Gigamesh está haciendo algo en esta línea con Ian Watson, y me parece muy loable. A ver si surge una nueva tendencia en este sentido.
totalmente de acuerdo.
Sí, el mercado anglosajón es muy amplio y se puede permitir esas alegrías, pero no creo que el español de para recuperar autores semiolvidados a un público que no creo que esté demasiado interesado y puede que con razón, a ver qué lector/a joven se va a gastar quince pavos o más en una oscura novela de un señor semiolvidado, escrita hace cuarenta o cincuenta años, cuando en su red social (la del lector, no la del señor semiolvidado) todo el mundo está leyendo las novedades de su época, como es normal. Salvo caprichos editoriales puntuales, tipo me publico esto que no va a vender porque quiero y porque me lo puedo permitir. En fin, una pena que no juegue a la lotería porque hay unos cuantos inéditos anglosajones y algún descatalogado, quizá no obras maestras, pero como mínimo interesantes, que molaría publicar por afición, palmar pasta como si no hubiera un mañana y quedarse bien ancho.

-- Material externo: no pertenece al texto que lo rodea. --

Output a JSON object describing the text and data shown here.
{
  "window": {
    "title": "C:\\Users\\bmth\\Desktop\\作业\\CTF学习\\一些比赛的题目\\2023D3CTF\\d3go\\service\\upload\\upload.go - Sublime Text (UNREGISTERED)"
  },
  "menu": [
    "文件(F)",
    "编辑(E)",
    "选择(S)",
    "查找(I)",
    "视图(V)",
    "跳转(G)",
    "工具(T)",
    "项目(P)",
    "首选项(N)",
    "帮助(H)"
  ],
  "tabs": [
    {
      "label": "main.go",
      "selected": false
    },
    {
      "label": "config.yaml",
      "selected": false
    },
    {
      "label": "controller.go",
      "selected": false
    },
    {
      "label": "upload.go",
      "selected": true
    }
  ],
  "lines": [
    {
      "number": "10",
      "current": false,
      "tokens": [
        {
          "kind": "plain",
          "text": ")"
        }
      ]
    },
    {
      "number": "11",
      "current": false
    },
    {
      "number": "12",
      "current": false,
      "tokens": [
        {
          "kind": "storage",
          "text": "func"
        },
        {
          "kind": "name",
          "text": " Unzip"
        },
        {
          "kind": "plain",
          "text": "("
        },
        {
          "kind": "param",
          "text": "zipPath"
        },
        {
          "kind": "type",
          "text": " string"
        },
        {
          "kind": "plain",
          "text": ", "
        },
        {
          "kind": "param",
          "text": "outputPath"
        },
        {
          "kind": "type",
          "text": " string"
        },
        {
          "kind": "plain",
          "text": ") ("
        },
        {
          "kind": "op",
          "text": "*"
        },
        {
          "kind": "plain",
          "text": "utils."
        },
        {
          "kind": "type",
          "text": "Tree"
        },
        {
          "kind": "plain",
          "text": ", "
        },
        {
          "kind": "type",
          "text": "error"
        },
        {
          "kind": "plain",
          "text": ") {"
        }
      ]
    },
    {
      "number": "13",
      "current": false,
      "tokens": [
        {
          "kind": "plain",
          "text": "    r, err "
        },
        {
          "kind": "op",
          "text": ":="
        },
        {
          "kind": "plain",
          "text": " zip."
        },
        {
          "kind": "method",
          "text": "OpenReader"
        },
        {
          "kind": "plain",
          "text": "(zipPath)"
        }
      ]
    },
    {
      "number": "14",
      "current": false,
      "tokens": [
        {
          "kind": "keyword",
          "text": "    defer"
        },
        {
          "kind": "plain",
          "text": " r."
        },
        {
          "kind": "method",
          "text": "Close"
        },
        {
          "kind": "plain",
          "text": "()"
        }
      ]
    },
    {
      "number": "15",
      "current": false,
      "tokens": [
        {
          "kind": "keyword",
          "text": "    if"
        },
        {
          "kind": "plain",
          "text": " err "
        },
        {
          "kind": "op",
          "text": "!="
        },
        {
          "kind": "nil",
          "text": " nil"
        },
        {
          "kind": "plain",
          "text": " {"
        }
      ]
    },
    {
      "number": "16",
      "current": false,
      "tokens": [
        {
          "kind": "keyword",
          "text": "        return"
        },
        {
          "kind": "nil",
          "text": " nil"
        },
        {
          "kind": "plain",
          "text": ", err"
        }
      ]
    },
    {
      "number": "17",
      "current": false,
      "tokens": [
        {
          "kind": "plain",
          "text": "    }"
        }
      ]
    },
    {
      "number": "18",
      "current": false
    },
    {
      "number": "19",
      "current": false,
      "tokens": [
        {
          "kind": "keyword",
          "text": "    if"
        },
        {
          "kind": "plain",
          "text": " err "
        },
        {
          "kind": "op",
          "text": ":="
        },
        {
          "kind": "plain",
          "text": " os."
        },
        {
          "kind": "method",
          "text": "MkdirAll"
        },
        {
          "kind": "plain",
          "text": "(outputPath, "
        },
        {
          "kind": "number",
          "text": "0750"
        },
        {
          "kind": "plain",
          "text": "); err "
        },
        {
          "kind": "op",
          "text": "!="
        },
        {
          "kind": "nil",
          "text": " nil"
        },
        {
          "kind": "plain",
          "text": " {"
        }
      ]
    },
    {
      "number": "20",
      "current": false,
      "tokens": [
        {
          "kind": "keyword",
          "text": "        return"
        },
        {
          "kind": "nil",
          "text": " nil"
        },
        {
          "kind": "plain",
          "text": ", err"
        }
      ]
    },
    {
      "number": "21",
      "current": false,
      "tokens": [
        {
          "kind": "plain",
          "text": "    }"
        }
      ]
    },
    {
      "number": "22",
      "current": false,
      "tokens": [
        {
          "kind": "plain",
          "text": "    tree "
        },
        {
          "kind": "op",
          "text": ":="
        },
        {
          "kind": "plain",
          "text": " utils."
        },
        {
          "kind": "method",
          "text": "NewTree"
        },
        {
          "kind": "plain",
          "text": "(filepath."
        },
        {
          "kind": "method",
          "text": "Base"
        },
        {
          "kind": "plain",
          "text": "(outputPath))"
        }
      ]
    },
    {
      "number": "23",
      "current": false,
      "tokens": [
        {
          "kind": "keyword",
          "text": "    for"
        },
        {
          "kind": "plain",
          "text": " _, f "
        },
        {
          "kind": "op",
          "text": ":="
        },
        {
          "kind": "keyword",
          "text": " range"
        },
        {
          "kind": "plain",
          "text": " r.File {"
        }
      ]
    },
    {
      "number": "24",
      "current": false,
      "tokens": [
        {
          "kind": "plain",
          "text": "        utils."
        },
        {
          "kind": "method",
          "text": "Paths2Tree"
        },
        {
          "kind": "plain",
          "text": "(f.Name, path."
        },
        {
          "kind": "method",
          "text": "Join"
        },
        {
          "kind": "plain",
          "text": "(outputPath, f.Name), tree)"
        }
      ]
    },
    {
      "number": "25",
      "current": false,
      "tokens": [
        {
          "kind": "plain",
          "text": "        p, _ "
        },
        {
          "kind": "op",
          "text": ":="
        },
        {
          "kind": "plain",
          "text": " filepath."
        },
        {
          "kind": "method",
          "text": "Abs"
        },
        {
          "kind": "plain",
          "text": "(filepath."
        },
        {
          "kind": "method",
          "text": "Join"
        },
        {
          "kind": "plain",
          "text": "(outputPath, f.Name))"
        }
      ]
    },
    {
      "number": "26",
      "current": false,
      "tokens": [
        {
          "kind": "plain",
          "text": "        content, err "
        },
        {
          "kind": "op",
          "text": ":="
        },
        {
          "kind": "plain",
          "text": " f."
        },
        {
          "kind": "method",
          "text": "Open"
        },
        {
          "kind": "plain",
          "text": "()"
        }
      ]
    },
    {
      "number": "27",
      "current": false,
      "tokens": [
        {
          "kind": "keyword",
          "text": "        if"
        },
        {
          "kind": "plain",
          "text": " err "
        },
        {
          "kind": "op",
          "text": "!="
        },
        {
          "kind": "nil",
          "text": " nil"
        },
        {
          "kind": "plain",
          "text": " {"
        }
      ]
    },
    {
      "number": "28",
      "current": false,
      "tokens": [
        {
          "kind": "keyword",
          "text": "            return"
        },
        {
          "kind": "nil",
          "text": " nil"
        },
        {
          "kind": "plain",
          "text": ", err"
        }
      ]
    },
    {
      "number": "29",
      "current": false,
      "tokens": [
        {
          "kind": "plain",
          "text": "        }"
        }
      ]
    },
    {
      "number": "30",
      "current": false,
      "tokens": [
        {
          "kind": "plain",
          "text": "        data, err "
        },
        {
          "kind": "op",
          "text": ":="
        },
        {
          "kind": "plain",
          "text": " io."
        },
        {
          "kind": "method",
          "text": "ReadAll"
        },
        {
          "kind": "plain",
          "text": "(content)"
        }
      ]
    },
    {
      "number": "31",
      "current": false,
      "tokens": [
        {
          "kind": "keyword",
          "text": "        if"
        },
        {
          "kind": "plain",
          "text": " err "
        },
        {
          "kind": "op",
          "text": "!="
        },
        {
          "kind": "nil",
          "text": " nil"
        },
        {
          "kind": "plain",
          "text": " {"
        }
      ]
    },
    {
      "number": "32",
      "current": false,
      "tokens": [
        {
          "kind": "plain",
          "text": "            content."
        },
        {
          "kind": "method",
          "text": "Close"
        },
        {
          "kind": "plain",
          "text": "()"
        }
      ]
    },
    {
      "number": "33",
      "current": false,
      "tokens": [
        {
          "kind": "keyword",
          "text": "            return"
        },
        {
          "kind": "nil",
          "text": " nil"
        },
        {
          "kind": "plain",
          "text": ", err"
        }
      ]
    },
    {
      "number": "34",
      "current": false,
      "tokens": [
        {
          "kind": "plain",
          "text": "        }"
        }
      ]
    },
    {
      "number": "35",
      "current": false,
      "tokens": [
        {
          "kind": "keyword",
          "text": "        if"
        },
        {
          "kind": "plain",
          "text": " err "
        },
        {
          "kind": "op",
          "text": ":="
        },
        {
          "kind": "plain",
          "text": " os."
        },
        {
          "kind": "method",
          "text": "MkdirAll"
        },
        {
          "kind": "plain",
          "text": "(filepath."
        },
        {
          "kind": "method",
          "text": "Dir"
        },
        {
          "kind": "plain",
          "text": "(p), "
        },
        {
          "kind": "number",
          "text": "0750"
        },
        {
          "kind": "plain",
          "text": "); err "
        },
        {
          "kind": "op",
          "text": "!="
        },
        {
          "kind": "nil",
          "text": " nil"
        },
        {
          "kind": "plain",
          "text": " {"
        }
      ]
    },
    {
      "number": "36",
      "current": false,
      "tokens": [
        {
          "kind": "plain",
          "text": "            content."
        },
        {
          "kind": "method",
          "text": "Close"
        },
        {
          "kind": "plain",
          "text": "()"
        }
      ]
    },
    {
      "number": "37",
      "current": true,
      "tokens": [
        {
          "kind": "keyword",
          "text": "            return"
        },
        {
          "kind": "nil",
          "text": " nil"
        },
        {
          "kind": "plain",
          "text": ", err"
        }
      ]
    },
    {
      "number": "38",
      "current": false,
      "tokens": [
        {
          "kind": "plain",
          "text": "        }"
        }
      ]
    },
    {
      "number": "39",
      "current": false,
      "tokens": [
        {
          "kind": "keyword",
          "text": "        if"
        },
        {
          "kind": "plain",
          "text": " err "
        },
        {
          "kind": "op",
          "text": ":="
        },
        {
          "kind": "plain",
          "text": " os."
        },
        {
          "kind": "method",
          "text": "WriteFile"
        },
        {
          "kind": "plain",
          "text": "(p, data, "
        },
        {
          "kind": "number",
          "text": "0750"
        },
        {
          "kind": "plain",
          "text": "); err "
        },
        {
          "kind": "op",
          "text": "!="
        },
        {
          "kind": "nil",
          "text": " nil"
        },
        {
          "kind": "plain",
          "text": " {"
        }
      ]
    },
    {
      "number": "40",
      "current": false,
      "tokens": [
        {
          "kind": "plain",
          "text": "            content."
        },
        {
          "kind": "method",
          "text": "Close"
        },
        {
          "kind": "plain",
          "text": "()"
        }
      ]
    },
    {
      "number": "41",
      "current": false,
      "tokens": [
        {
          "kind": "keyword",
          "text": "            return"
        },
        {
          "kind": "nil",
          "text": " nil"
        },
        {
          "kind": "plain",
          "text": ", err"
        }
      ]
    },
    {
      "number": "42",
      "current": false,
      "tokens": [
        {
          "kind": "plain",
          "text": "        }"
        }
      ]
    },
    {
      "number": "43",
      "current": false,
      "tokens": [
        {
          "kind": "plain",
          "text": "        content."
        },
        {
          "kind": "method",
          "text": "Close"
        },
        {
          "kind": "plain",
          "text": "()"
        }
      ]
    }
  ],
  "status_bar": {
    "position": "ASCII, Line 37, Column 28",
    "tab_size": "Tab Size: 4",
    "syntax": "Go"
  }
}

De Bayley no puedo hablar, pero no me importaría darle un tiempo a ese Virus Estelar.. Y, joda, que Harrison no sea adorado, amado, reconocido, y yoquesé ..no me cabe en la cabeza, pero si es un genio !!! Yo disfruté su Secuencia de Viriconium y que pasada. Son tres libros buenísimos, ¿cómo puede triunfar Alan Moore y no Harrison, si casi son primos hermanos …?. Que lástima, la verdad, que lástima…
Leches, ahora el único libro de Harrison del que podía pasar sin problemas se convierte en otro imprescindible. Gracias, hombre (grrr).